Sebenarnya paket dalam kantung plastik hitam yang kami salurkan tidak terlalu banyak. Isinya pun sederhana saja, terdiri dari sirup, indomie, biskuit kaleng, astor, kurma dan susu kaleng, ditambah sedikit uang dalam amplop.

Tetapi saya dan sahabat-sahabat dari rumah cahaya berusaha untuk memilih betul target yang menerima, agar tidak salah sasaran ke pengemis musiman yang hijrah berbondong-bondong memenuhi ibukota setiap lebaran.

Hari telah gelap ketika saya dan teman-teman melewati pemandangan yang tidak biasa: lelaki tua yang mengayuh sepeda bututnya pelan-pelan. Di belakangnya duduk sang istri. Punggungnya penuh oleh buntalan barang yang dihampirkan dengan sehelai kain batik.

Yang menarik adalah tangan si istri yang dipenuhi kantung plastik tapi berusaha keras meraih pinggang suaminya.Meski kadang terlepas karena mengatur keseimbangan.

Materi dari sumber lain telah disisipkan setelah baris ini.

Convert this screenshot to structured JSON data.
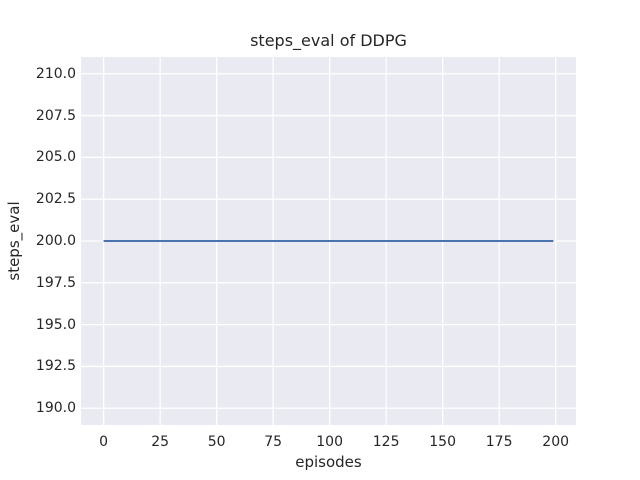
{
  "chart_data": {
    "type": "line",
    "title": "steps_eval of DDPG",
    "xlabel": "episodes",
    "ylabel": "steps_eval",
    "xlim": [
      -10,
      209
    ],
    "ylim": [
      189,
      211
    ],
    "xticks": [
      0,
      25,
      50,
      75,
      100,
      125,
      150,
      175,
      200
    ],
    "xtick_labels": [
      "0",
      "25",
      "50",
      "75",
      "100",
      "125",
      "150",
      "175",
      "200"
    ],
    "yticks": [
      190,
      192.5,
      195,
      197.5,
      200,
      202.5,
      205,
      207.5,
      210
    ],
    "ytick_labels": [
      "190.0",
      "192.5",
      "195.0",
      "197.5",
      "200.0",
      "202.5",
      "205.0",
      "207.5",
      "210.0"
    ],
    "grid": true,
    "legend": false,
    "plot_background": "#eaeaf2",
    "grid_color": "#ffffff",
    "text_color": "#262626",
    "series": [
      {
        "name": "DDPG",
        "color": "#4c72b0",
        "x": [
          0,
          199
        ],
        "y": [
          200,
          200
        ]
      }
    ]
  }
}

Sepeda melaju tenang. Si bapak terlihat hati-hati. Sekilas pandang, saya yang melintas, bisa melihat wajah si bapak tua yang berkilat oleh keringat, seolah telah menempuh perjalanan jauh.

Beberapa kejap tatapan saya masih terpaku pada tangan kurus milik ibu tua yang seperti sebelumnya berusaha meraih pinggang si bapak.

Momen sederhana yang terasa penuh makna dan menyedot perhatian saya. Dan kenyataan pakaian keduanya yang lusuh, atau sandal jepit sekarat yang mereka kenakan menjadi tidak penting.

Sebelah tangan kurus yang jatuh bangun berusaha bertaut pada sosok tua si bapak. Romantis!